Every clone logically provides access to all the data in the domain. In most engine implementations, this means that all the data must be stored locally – as this will also provide the fastest access and best data safety.
🚧 Clones which do not store all the data locally are the subject of active research. A proposal document for this feature will shortly be available in this portal. Please feed-back any specific concerns you have.
m-ld engines are available or planned for the following platforms.
Docker (🚧 coming soon): For microservice, serverless and server environments.
Python (please like if required): For scripting, data science and general computing environments.
Rust (please like if required): For cross-platform live data - endpoint devices and servers.
Swift (please like if required): For peer-to-peer live data among iOS, iPadOS and MacOS devices.
Java (please like if required): For Java environments, typically servers.
.NET (please like if required): For mobile, native client and server environments using .NET.
What do you need?: Talk to us about the platform you need.
m-ld engines generally require the reliable publication of messages to the domain. Logically this is part of the 'network' infrastructure and abstracted in the m-ld specification.
An app provides a network messaging service to the clone, via an adapter. This allows the app to choose an appropriate messaging service for its requirements and architecture, and also to secure access to the service prior to passing it to the clone.
Message-layer adapters are currently specified for:
- MQTT: a machine-to-machine (M2M)/"Internet of Things" connectivity protocol. Convenient to use for local development or if the deployment environment has an MQTT broker available.
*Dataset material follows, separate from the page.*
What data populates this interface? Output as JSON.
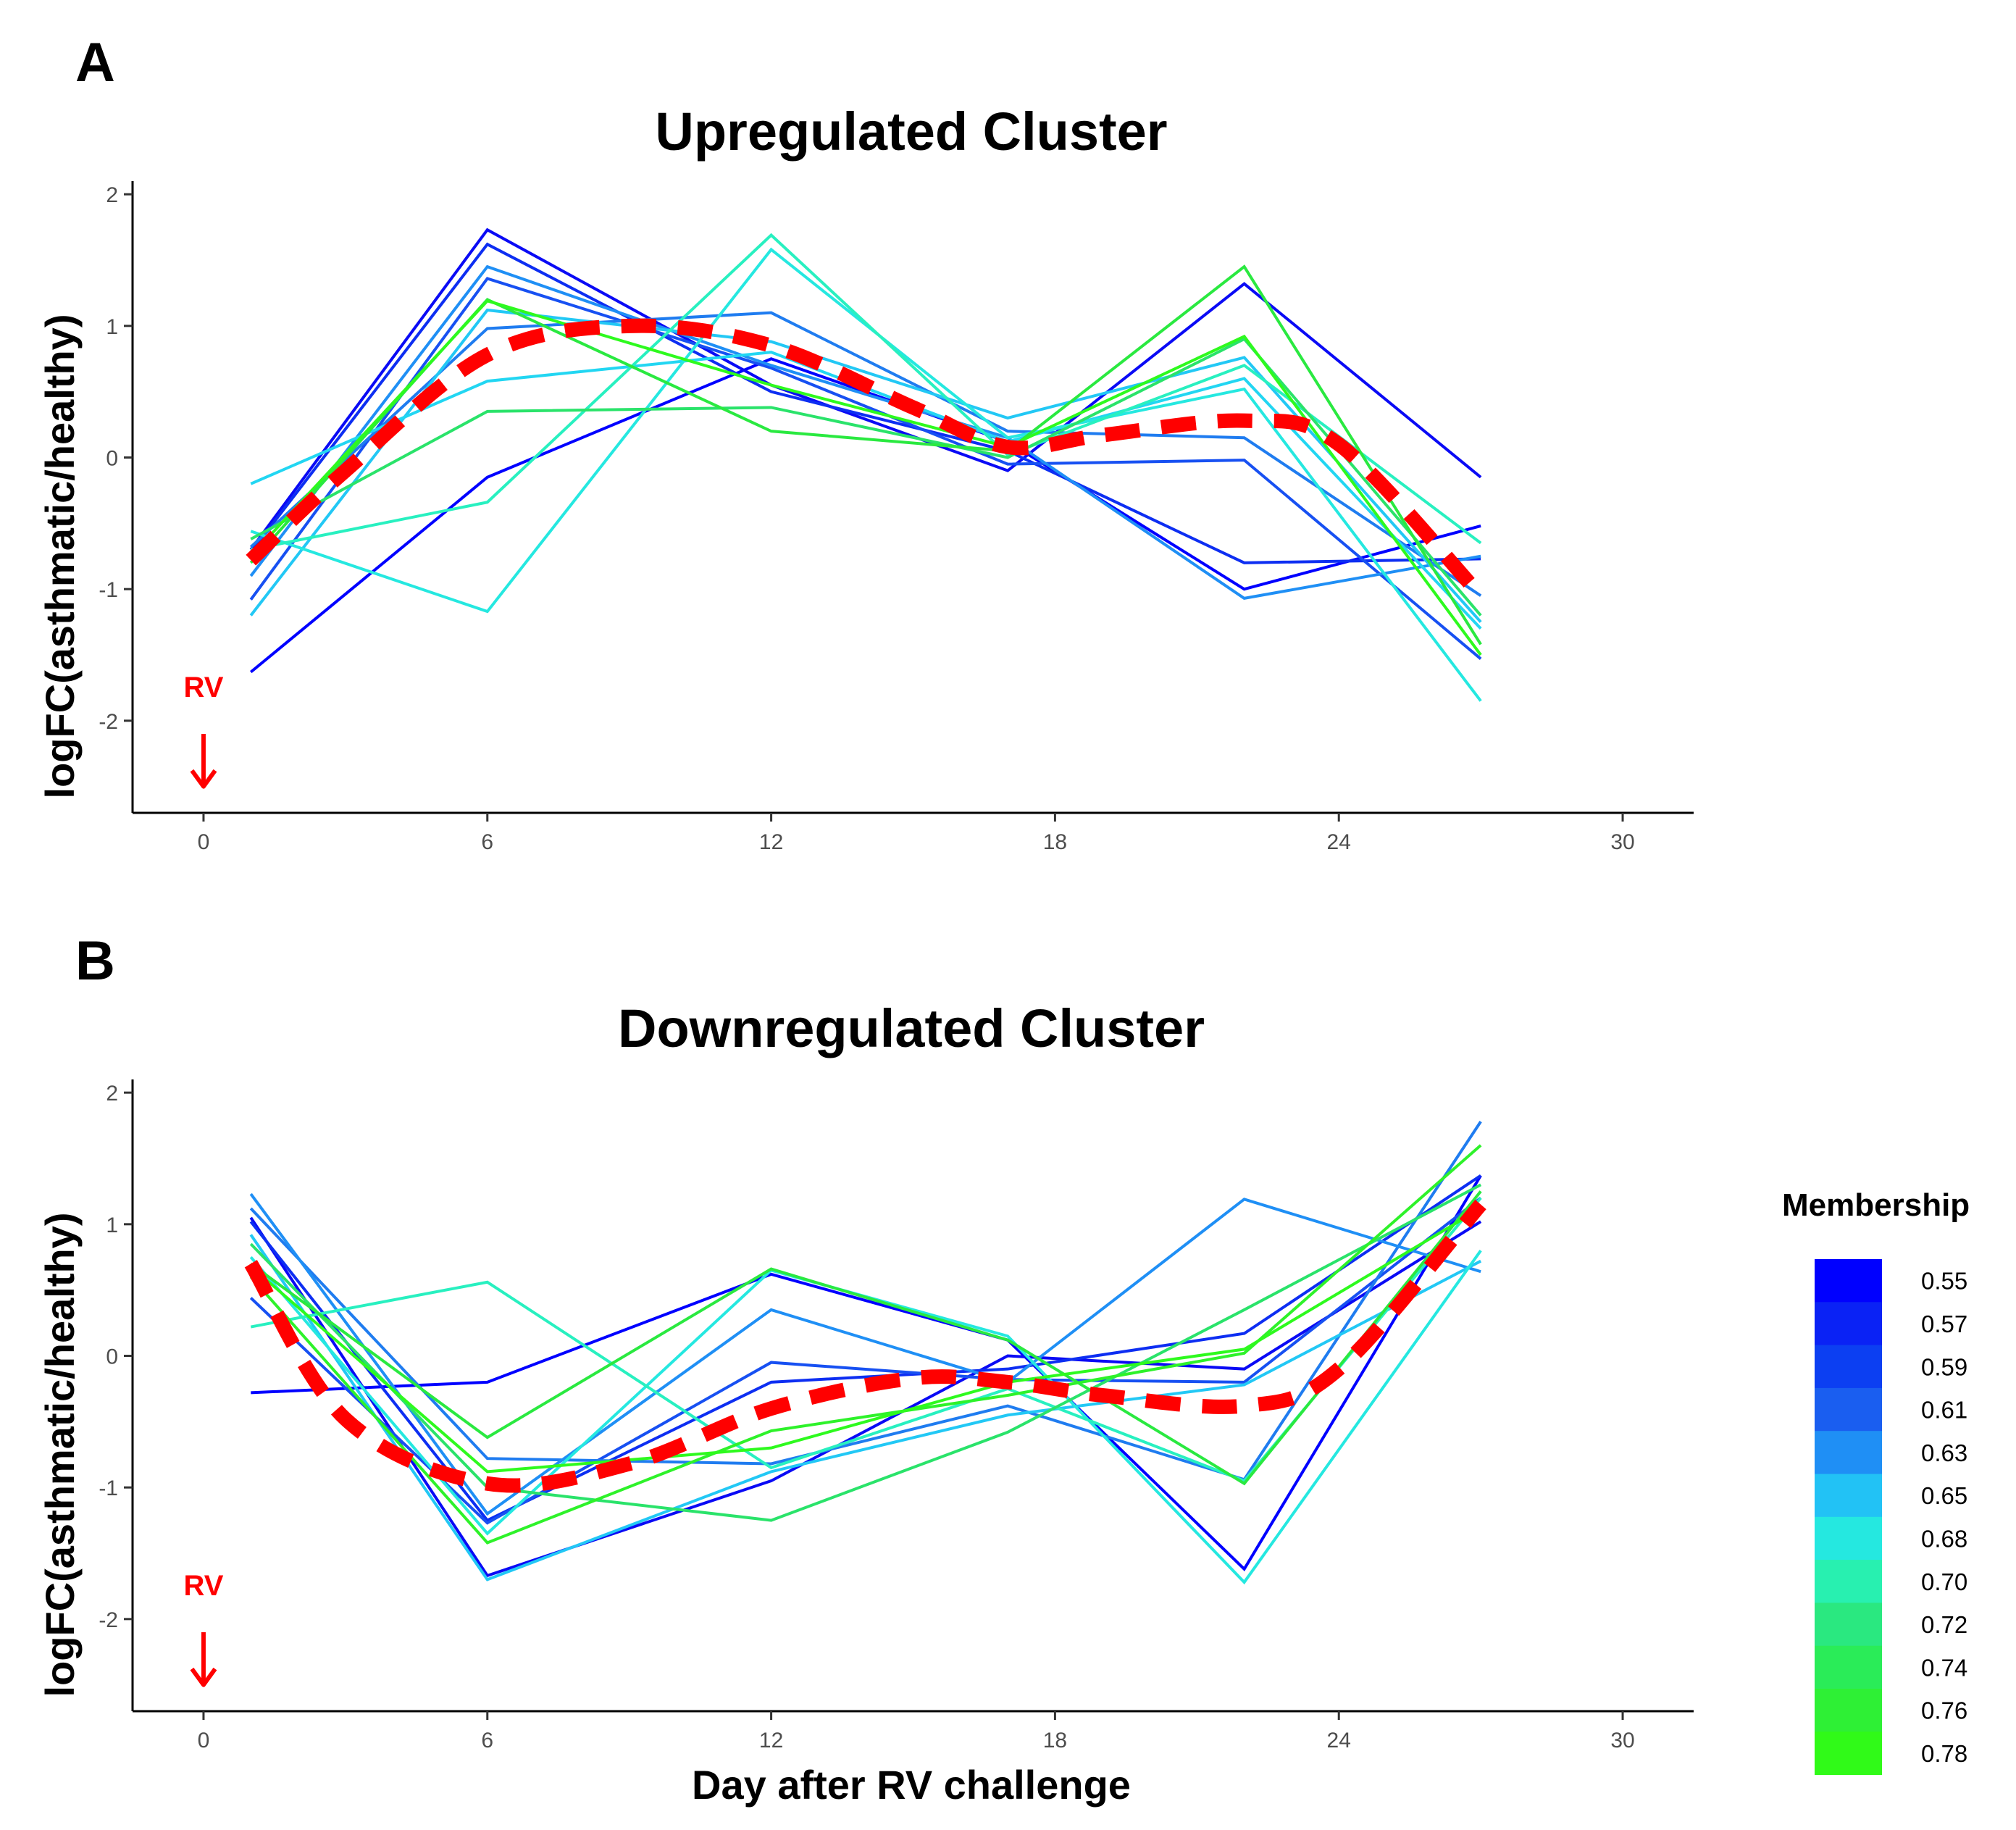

- Ably: provides infrastructure and APIs to power realtime experiences at scale. It is a managed service, and includes pay-as-you-go developer pricing. It is also convenient to use for global deployments without the need to self-manage a broker.
Ably is similar to other cloud message-publishing services such as AWS SNS and Azure Service Bus, as well as other popular technologies like RabbitMQ and Apache Kafka. All of these would be suitable services for m-ld messaging.
m-ld can also work with a fully peer-to-peer messaging system, to realise complete architecture decentralisation in next-generation internet apps.
🚧 Please let us know if you would like to use any of these options in your system architecture. We would be delighted to work with you to make best use of your infrastructure commitments.
Check the clone engine documentation for its supported message layer and configuration details.